Author: Mark Hudson
View album and artist detailsArtist/band: |
Mamadou Kelly |
Label: |
Clermont Music |
Magazine Review Date: |
March/2014 |
It’s odd now to recall that initial responses in the West to Ali Farka Toure’s Songhai guitar music – 25 years ago now – focused on its supposed similarity to John Lee Hooker’s electric blues. Nowadays Western listeners are more likely to simply enjoy it as what it is. Trilby-sporting singer-guitarist Mamadou Kelly is of Bamana and Fula heritage – how he ended up with the Irish-sounding surname isn’t explained but he’s part of the music clique in Niafunke that produced Toure and Afel Bocoum, and he’s spent most of his life playing in their backing groups. His gently swinging acoustic grooves recall Bocoum’s music with his Alkibar band, but on a more intimate scale. And they don’t, it has to be said, sound notably bluesy.
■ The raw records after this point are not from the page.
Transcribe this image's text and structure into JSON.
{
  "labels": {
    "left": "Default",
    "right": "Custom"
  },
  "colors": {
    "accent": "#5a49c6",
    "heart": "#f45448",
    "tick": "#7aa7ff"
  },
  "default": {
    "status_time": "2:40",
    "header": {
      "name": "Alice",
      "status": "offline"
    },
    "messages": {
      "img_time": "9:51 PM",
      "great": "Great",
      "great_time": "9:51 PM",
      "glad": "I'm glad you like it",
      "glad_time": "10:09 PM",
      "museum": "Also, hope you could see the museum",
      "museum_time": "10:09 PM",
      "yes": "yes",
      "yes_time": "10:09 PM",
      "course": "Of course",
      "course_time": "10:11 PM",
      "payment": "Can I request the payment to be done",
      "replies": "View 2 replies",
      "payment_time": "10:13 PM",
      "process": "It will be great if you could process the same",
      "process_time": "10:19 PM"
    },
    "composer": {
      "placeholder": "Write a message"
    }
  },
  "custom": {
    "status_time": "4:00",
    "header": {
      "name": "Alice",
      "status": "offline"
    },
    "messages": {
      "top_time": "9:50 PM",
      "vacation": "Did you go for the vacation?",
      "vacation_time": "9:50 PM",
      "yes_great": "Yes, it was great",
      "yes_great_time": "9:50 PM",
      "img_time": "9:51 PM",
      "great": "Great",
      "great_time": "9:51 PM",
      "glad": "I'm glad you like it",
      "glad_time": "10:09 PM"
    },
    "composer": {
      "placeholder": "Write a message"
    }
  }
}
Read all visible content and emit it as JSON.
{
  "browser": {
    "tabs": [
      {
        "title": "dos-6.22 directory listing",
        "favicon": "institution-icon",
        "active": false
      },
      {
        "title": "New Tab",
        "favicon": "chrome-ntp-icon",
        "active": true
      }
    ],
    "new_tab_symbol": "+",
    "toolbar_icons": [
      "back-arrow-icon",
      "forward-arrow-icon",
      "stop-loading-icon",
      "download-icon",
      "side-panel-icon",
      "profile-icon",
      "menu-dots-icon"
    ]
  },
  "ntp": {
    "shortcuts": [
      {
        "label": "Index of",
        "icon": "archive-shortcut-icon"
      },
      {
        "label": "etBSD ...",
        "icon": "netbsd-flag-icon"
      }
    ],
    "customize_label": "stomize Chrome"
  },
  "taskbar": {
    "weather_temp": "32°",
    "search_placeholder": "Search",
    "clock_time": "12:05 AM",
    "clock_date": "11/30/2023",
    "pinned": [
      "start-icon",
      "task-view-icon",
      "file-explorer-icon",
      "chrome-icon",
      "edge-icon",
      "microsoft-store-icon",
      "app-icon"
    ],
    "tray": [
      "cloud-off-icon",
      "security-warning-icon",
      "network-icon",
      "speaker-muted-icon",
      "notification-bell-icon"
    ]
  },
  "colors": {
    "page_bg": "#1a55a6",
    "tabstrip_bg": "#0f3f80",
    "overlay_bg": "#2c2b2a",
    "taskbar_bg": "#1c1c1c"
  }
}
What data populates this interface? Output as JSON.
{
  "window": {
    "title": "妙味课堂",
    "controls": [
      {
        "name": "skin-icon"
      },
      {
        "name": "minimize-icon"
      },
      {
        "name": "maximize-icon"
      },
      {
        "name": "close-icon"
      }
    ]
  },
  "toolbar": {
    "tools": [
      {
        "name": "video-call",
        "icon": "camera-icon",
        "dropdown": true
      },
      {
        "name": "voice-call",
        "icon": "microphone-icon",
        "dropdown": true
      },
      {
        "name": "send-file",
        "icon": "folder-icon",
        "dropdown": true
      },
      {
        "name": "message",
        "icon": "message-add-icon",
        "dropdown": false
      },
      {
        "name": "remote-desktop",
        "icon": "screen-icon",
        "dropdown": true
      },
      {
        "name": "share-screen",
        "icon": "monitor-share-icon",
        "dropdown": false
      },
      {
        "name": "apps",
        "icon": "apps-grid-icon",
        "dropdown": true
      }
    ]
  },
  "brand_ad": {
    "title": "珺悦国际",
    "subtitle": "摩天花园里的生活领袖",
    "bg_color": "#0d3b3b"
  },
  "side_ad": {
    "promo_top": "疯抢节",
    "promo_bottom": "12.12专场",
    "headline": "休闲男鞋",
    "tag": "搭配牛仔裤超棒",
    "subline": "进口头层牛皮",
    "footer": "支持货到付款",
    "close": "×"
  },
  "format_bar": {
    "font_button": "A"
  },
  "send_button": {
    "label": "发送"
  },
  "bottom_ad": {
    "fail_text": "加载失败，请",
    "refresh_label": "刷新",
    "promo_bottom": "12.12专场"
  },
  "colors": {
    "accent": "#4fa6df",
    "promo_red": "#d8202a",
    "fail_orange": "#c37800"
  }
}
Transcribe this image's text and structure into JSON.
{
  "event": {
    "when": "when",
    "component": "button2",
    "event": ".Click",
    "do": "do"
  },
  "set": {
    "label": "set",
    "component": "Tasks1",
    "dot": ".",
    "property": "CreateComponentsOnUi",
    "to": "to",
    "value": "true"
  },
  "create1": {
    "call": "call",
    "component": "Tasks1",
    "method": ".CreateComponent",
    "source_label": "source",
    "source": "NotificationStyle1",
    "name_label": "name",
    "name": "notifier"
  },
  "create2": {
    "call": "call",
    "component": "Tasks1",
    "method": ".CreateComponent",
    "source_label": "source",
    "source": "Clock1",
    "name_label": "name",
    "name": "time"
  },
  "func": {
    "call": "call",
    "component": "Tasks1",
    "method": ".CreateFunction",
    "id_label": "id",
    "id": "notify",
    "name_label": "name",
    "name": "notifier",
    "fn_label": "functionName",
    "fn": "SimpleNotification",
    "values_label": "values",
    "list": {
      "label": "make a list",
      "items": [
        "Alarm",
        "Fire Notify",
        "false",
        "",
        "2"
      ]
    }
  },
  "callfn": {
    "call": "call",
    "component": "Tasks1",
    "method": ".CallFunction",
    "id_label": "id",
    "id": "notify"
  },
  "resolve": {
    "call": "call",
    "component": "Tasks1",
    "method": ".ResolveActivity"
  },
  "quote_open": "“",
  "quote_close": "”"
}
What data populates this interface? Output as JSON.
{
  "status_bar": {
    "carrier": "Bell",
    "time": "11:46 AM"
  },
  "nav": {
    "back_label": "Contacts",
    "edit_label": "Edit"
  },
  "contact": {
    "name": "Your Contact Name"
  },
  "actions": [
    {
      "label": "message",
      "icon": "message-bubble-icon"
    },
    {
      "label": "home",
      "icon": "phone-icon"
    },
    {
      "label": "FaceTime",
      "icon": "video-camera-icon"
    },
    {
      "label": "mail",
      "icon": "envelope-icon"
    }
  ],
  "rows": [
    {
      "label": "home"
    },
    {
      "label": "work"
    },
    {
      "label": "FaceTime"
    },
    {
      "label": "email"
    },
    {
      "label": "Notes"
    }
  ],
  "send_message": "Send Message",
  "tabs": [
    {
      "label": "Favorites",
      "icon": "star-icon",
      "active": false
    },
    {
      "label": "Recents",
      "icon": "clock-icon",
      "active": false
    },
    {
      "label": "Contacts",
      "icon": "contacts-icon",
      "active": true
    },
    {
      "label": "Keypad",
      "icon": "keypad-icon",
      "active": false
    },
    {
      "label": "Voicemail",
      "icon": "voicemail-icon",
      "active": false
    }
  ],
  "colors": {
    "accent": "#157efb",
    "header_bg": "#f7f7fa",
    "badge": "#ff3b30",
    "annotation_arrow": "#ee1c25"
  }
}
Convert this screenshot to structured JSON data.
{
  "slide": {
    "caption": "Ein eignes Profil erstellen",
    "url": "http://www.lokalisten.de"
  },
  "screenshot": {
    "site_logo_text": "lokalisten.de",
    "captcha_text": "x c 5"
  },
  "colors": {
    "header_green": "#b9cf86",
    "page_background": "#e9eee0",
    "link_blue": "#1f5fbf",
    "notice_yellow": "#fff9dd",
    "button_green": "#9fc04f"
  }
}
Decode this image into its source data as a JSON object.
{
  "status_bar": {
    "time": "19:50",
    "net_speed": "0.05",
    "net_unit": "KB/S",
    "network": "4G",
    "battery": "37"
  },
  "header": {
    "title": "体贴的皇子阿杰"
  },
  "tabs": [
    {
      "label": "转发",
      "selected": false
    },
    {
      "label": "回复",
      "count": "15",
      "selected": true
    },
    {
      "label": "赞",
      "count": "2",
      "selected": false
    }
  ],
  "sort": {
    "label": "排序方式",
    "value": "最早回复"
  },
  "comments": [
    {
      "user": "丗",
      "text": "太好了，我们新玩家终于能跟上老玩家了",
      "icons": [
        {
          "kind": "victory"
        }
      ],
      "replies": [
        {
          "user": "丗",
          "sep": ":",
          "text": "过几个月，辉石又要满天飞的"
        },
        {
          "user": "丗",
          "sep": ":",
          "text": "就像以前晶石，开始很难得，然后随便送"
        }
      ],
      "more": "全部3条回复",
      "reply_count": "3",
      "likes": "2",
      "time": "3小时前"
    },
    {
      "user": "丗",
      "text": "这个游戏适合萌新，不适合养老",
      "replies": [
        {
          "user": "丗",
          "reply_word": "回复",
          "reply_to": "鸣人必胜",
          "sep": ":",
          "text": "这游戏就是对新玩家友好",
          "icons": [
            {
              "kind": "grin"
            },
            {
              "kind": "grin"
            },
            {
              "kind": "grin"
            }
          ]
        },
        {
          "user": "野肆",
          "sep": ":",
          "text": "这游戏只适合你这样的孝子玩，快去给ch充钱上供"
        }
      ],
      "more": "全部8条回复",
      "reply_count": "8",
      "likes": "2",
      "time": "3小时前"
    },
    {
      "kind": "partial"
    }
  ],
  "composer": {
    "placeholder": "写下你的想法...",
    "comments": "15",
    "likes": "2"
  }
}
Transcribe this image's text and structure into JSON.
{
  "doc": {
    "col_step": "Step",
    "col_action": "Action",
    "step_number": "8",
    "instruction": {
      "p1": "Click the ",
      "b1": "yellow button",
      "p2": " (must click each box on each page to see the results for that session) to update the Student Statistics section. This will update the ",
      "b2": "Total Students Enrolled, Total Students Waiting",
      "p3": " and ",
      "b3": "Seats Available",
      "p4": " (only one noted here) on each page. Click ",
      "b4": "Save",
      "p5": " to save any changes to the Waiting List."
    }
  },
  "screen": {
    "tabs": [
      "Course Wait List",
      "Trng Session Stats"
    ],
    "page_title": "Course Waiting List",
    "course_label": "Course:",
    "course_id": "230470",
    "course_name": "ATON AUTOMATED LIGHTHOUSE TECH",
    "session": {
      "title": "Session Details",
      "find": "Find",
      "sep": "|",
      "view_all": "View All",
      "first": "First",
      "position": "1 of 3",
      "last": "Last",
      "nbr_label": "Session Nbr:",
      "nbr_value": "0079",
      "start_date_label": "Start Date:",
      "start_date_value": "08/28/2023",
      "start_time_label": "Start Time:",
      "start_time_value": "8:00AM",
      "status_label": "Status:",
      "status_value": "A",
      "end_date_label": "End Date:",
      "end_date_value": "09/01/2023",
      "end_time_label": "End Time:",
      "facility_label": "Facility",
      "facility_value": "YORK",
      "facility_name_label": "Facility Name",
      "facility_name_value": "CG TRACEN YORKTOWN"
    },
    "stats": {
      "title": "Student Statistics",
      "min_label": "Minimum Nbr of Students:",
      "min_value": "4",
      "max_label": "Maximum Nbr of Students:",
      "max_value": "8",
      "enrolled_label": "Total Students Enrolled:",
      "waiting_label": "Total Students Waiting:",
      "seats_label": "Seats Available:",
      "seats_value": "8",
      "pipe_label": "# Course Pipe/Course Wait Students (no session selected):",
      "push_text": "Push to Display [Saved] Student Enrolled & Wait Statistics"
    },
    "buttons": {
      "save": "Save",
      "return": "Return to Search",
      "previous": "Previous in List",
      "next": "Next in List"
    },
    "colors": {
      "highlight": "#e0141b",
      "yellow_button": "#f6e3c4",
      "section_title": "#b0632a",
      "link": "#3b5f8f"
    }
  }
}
There’s a warm, unaffected spontaneity to the proceedings, with Kelly’s voice – less strident and nasal than Toure’s and Bocoum’s – sounding out over a propulsive and nicely earthy mesh of guitar, njarka (monochord fiddle) and djourkel (lute) underpinned by bass and calabash.
When Kelly sings in Bamana the music has a southern Malian flavour, with shades of Wassoulou hunters’ music. It’s more melodious than the other tracks, but a touch more ordinary. The best songs, such as the two opening tracks ‘Sehenon Men’ and ‘Mahindjene,’ have a stark, incantatory feel, typical of northern Mali, with Kelly’s declamations ghosted by the scraping fiddle of the njarka.